Category : Diary/Journal
Sub Category : N/A
Every time I close my eyes, I see you. I can hear your voice calling out my name. All the times we spent together come flashing back in my mind like a show reel of a movie. Our story. It melts me how we became one as we worshiped one another endlessly. The love between us blossomed throughout the transition of days to weeks to months to years.
The tone of your voice still echoes through my mind. You are all that I yearn for. I compel you to taste the fragments of my desire for you, my cravings and my ache. Do you taste the flavour of my desire? Do you recognize my longings? Do you understand my sufferings?
Remembering your warm embrace lifts me up as my mind recalls your glowing face. You stole my heart the moment you kissed my soul, setting my heart aflame. I pushed my love on you, and I have no regrets in wanting to give you my all for without you, my world makes no sense. I'm learning to live in hope just so I could hear and learn the song of your heart. I long for your lips upon my lips, just so I could taste a lasting kiss laid with loving care. I crave each touch of yours, just to be stimulated mentally, moved emotionally, desired physically and uplifted spiritually. I yearn for all of that more than anything.

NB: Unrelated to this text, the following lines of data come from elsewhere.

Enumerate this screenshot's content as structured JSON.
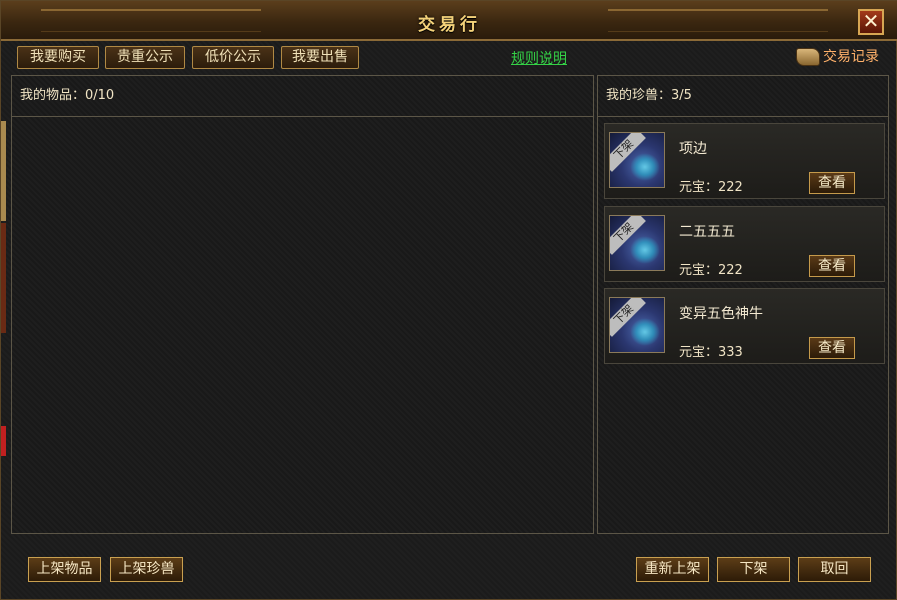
{
  "window": {
    "title": "交易行",
    "close_label": "✕"
  },
  "tabs": [
    {
      "label": "我要购买"
    },
    {
      "label": "贵重公示"
    },
    {
      "label": "低价公示"
    },
    {
      "label": "我要出售"
    }
  ],
  "rules_link": "规则说明",
  "trade_log_label": "交易记录",
  "items_panel": {
    "label": "我的物品：0/10"
  },
  "pets_panel": {
    "label": "我的珍兽：3/5"
  },
  "pets": [
    {
      "name": "项边",
      "price": "元宝：222",
      "view_label": "查看",
      "badge": "下架"
    },
    {
      "name": "二五五五",
      "price": "元宝：222",
      "view_label": "查看",
      "badge": "下架"
    },
    {
      "name": "变异五色神牛",
      "price": "元宝：333",
      "view_label": "查看",
      "badge": "下架"
    }
  ],
  "buttons": {
    "list_item": "上架物品",
    "list_pet": "上架珍兽",
    "relist": "重新上架",
    "delist": "下架",
    "cancel": "取回"
  },
  "colors": {
    "title": "#f4d27a",
    "rules_link": "#34d146",
    "trade_log": "#ffb16a"
  }
}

You are the poems that I write, the stories that I eagerly express on paper when I write about my deep feelings for you. I want others to see you through my eyes. I want them to feel my beating heart, my welling eyes, the warmth that envelopes me when you are near and the chill that surrounds me when you're not around.
But are you really what you seem? My heart's been fooled before, yet with you, I am willing to believe the dream. I've cried too many tears, so please tell me, are you really what you seem? Are you real or are you just my imagination? I really hope you really are what you seem and not some cruel trick my mind's playing on me.
Nevertheless, I will always cherish you within the depth of my soul. I am always grateful for every moment I spend with you. Life won’t last forever, and it’s been too long. But I have to hold on. I have to keep my faith and be strong. I will be patient and try to take it all, even though it’s hard. If this is what is destined to be, I'll wait it out until you're ready.